Facebook Contractors To Get $15-An-Hour Minimum Wage, Paid Parental Leave

The company will increase wages and benefits, including 15 paid days off and parental leave support, for vendors and contract employees.

Employees of U.S.-based contractors for Facebook are getting new work standards and a $15-an-hour minimum wage, Chief Operating Officer Sheryl Sandberg announced in a blog post Tuesday.

All employees of companies "who do a substantial amount of work" with Facebook will receive a $15 minimum wage, 15 paid days off for holidays, sick time and vacation, and a $4,000 new-child benefit for new parents who don't receive parental leave.

"This will give both women and men the flexibility to take paid parental leave," Sandberg wrote in the post.

The White House, which has been advocating for a rise in the minimum wage and better parental leave offerings from big employers, said Facebook's move was "an example of the kind of leadership" needed from the private sector.

"We don't see companies like Facebook doing this out of charity," spokesperson Josh Earnest said in a press briefing. "They think that it's good for business. And the president thinks it's good for business, too. And that's why, you know, we're gonna continue to advocate for these kinds of policies in the United States Congress."

The changes took effect May 1 for some support teams at Facebook's Menlo Park, California, headquarters, and the rest will be applied to a broader group of vendors within the year. This group will include workers employed by U.S.-based companies with more than 25 employees working for Facebook.

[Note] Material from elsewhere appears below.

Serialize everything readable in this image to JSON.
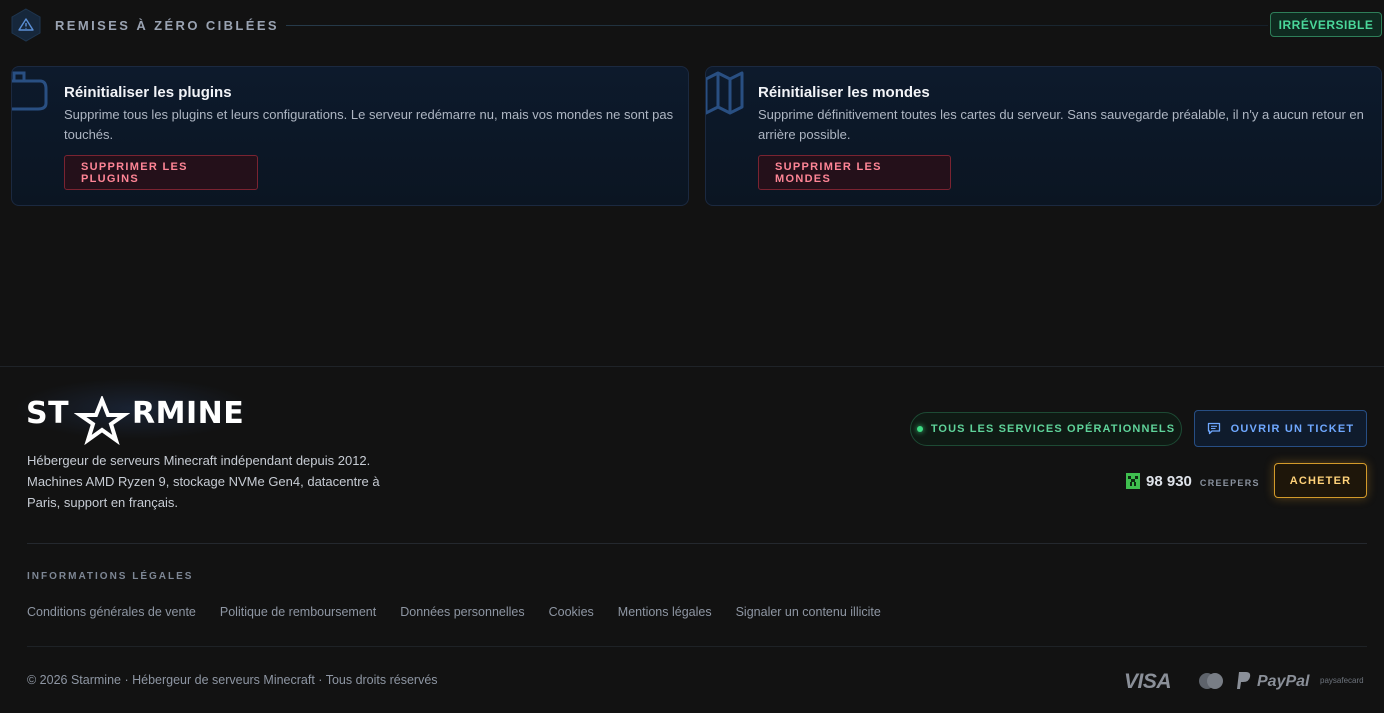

"Women, because they comprise about two-thirds of minimum wage workers nationally, are particularly affected by wage adjustments," Sandberg wrote.

Contractors typically provide services like transportation, catering, building security, and cleaning. In March, Microsoft contract workers received 15 paid days off, and they continue to organize for more benefits. Facebook shuttle bus drivers voted to unionize in November, and Apple agreed to raises for its drivers in March.

California's minimum wage is set to rise to $10 an hour next January.